The legacy of war and trauma reaches across generations in Miranda Gold’s novel A Small Dark Quiet. (Unbound £10)

In March 1945, one of Sylvie’s twins is stillborn in blitz-ravaged London, plunging her into an all-consuming grief.

Around the same time, a Jewish baby boy is born in a concentration camp. Two years later Sylvie and her husband Gerald adopt the orphaned child, naming him Arthur, after the son they lost. But how does the boy whose own name was erased carry a grief he will never be able to console - and reconcile it with his own trauma and need to belong?

In Gold’s etheral, lyrical novel, Sylvie and Arthur’s loss merge as he suffers from nightmares and fragments of emerging memories. He both yearns to be the original Arthur and to free himself from the ghost child he finds it impossible to fit the shape of.

Gold, whose debut novel, Starlings, explored the impact of untold stories about the Holocaust ricocheting down the years, grew up in Hampstead and now lives in Primrose Hill. She says: “I was interested in how the past plays out in the next generation and how it’s embedded in the present.

“I wanted to explore the aftermath, particularly of war against the backdrop of those myths of grand heroism, and how we might carry those legacies forward,”

The themes, she says came together “quite nicely”

“There was an intriguing quality to bringing an unresolved loss, a baby taken away before Sylvie has a chance to hold him or lay him in a grave, into a sense of reality and pain. How do you grieve for something you never quite had, how does Arthur hold on to memories that are not quite conscious and preverbal?”

Speculating about what happened to Arthur’s mother, Sylvie becomes haunted by the idea she has stolen the child of this unknown woman.

Gold was inspired by Fate Unknown, an exhibition at the Wiener Library about how charities such as the British Red Cross and Jewish Relief tried to trace Europe’s missing Jews and reunite them with their families.

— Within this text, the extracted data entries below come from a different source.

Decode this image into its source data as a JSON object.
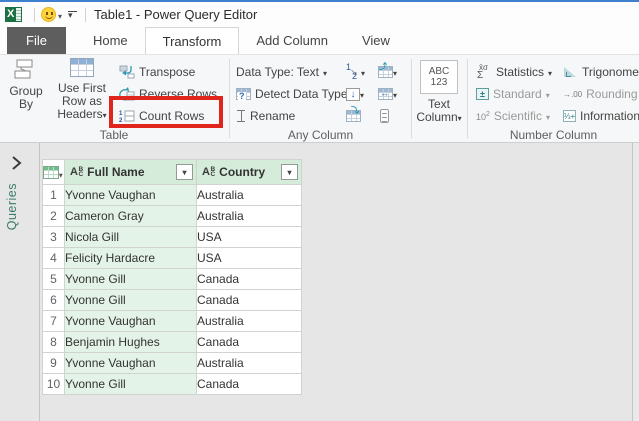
{
  "titlebar": {
    "title": "Table1 - Power Query Editor",
    "icons": [
      "excel-logo",
      "smiley-face",
      "customize-quick-access-toolbar"
    ]
  },
  "tabs": [
    {
      "label": "File",
      "active": false
    },
    {
      "label": "Home",
      "active": false
    },
    {
      "label": "Transform",
      "active": true
    },
    {
      "label": "Add Column",
      "active": false
    },
    {
      "label": "View",
      "active": false
    }
  ],
  "ribbon": {
    "table_group": {
      "label": "Table",
      "group_by": "Group By",
      "use_first_row": "Use First Row as Headers",
      "transpose": "Transpose",
      "reverse_rows": "Reverse Rows",
      "count_rows": "Count Rows",
      "annotation": "red-highlight-on-count-rows"
    },
    "any_column_group": {
      "label": "Any Column",
      "data_type": "Data Type: Text",
      "detect_data_type": "Detect Data Type",
      "rename": "Rename",
      "icon_buttons": [
        "replace-values",
        "unpivot-columns",
        "fill",
        "move",
        "pivot-column",
        "convert-to-list"
      ]
    },
    "text_column_group": {
      "button": "Text Column",
      "icon_top": "ABC",
      "icon_bottom": "123"
    },
    "number_column_group": {
      "label": "Number Column",
      "statistics": "Statistics",
      "standard": "Standard",
      "scientific": "Scientific",
      "trigonometry": "Trigonometry",
      "rounding": "Rounding",
      "information": "Information"
    }
  },
  "sidebar": {
    "label": "Queries",
    "expand_icon": "chevron-right"
  },
  "grid": {
    "columns": [
      {
        "type": "ABC",
        "name": "Full Name"
      },
      {
        "type": "ABC",
        "name": "Country"
      }
    ],
    "rows": [
      [
        1,
        "Yvonne Vaughan",
        "Australia"
      ],
      [
        2,
        "Cameron Gray",
        "Australia"
      ],
      [
        3,
        "Nicola Gill",
        "USA"
      ],
      [
        4,
        "Felicity Hardacre",
        "USA"
      ],
      [
        5,
        "Yvonne Gill",
        "Canada"
      ],
      [
        6,
        "Yvonne Gill",
        "Canada"
      ],
      [
        7,
        "Yvonne Vaughan",
        "Australia"
      ],
      [
        8,
        "Benjamin Hughes",
        "Canada"
      ],
      [
        9,
        "Yvonne Vaughan",
        "Australia"
      ],
      [
        10,
        "Yvonne Gill",
        "Canada"
      ]
    ]
  },
  "colors": {
    "accent_top_border": "#3e7fce",
    "file_tab_bg": "#5e5e5e",
    "header_cell_green": "#d5ecda",
    "data_cell_green": "#e4f3e8",
    "annotation_red": "#e0261c",
    "queries_text": "#3d7b6c"
  }
}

Many of course never found out what had happened to their loved ones.

“History rounds numbers off, we remember the six million. With a novel you can go quite deep into and remember that six million and one.”

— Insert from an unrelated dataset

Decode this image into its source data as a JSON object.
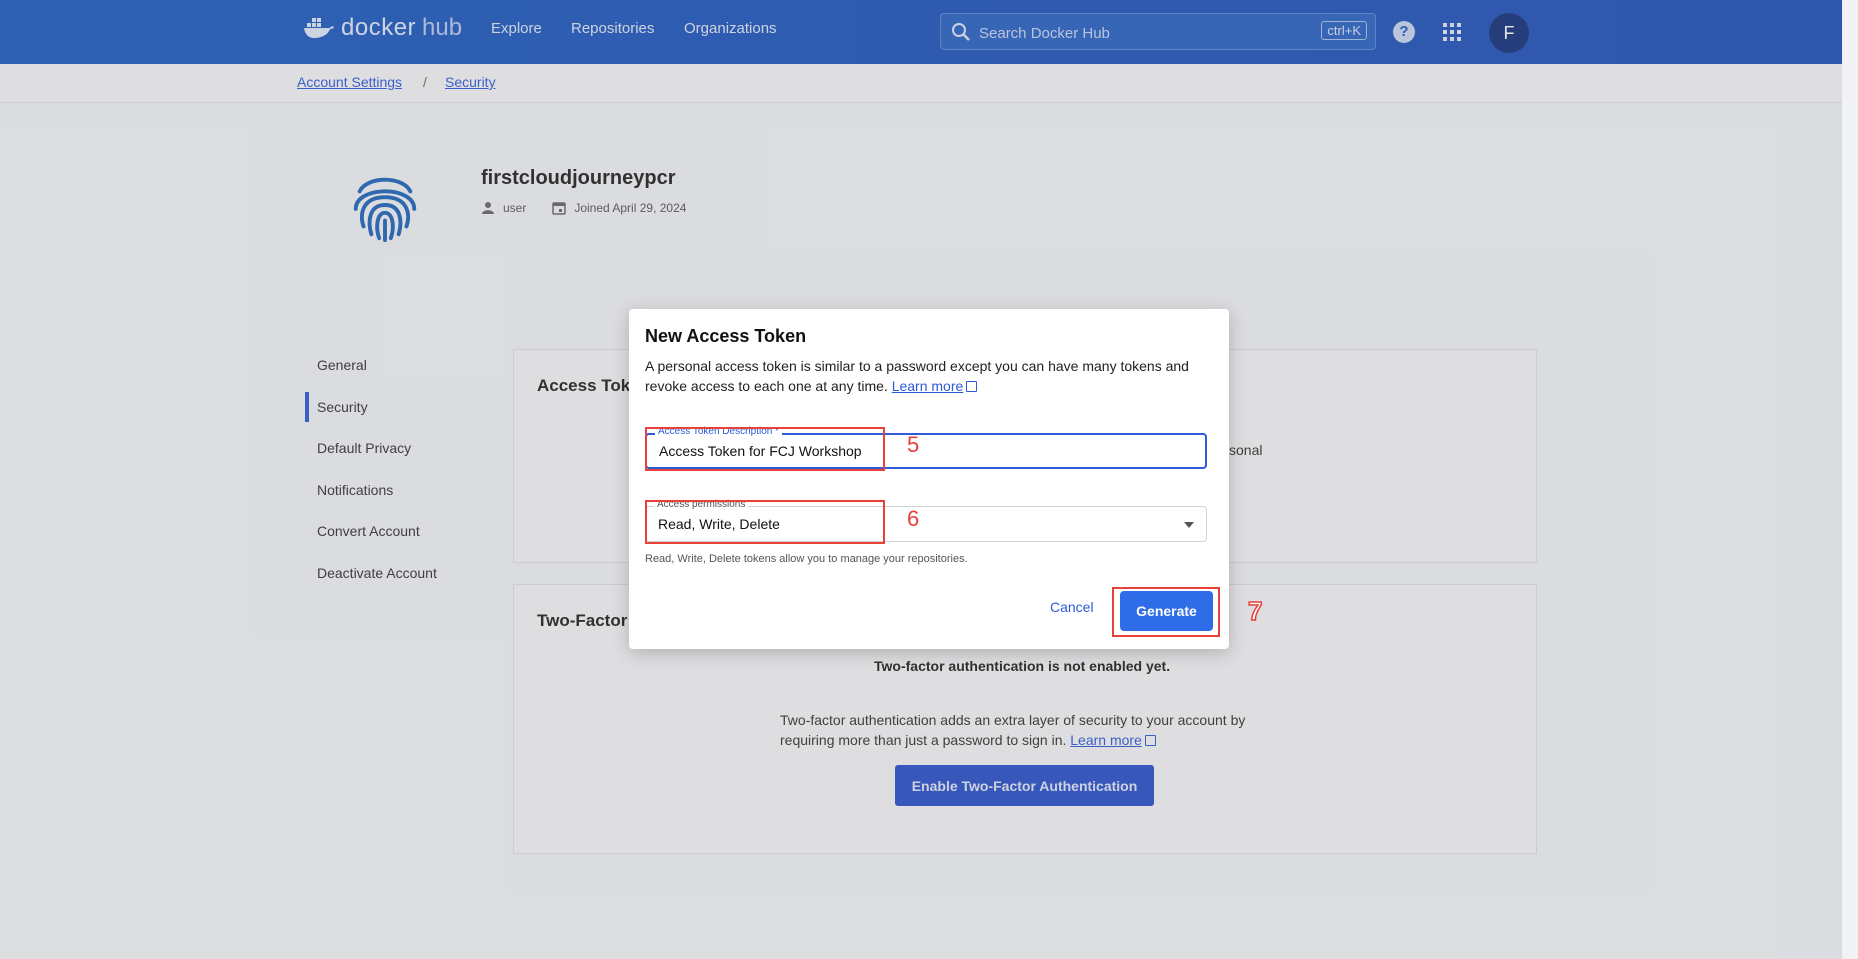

Some orphans of Nazi genocide came to the UK, and when Sylvie hears this on the radio, she sees adopting Arthur as a blank slate.

“But no-oone is a blank slate, there is no tabula rasa everything carries a history, a blueprint on the most basic level,” warns Gold.

Sylvie is bereaved at a time when grief was poorly dealt with and understood. Hearing stories of death in the war, she feels her own is insigificant.

“The right to grieve would have been deeply challenging for Sylvie, she has this constant stream coming through the wireless and doesn’t feel she has the right to grieve when there are so many deaths. It wasn’t conscious in Sylvie’s mind that a child can replace or console you for the losss of another, she doesn’t realise she’s doing it. We can feel compassion and still see it’s incredibly unhealthy.”

Arthur grows curious about his Jewish heritage hoping for a sense of belonging, yet fearful of the persecutory voices that he’s inernalised.

As an adult he wanders looking for purpose and his place in the world, feeling an imposter at home and in his adopted city. He meets Lydia who at first seems to offer a cure for his displacement, yet turns out to repeat the thing he’s escaping from.

Yet Gold admires Arthur’s and particularly Sylvie’s struggle for survival, and finds hope in the human resilience of carrying on daily life.

“There is a sense of heroism and devastation in those incredible acts of courage. A really quiet kind of courage to get through the day, do the shopping and somehow keeping your head above water and find space for your grief.”

Set around north London as a King Alfred pupil, Gold used to walk through Golders Hill Park on her way home and she places Arthur on a particular bench she now thinks of as his.

“These places really take root in your imagination and it’s impossible to disentangle them from your psyche.”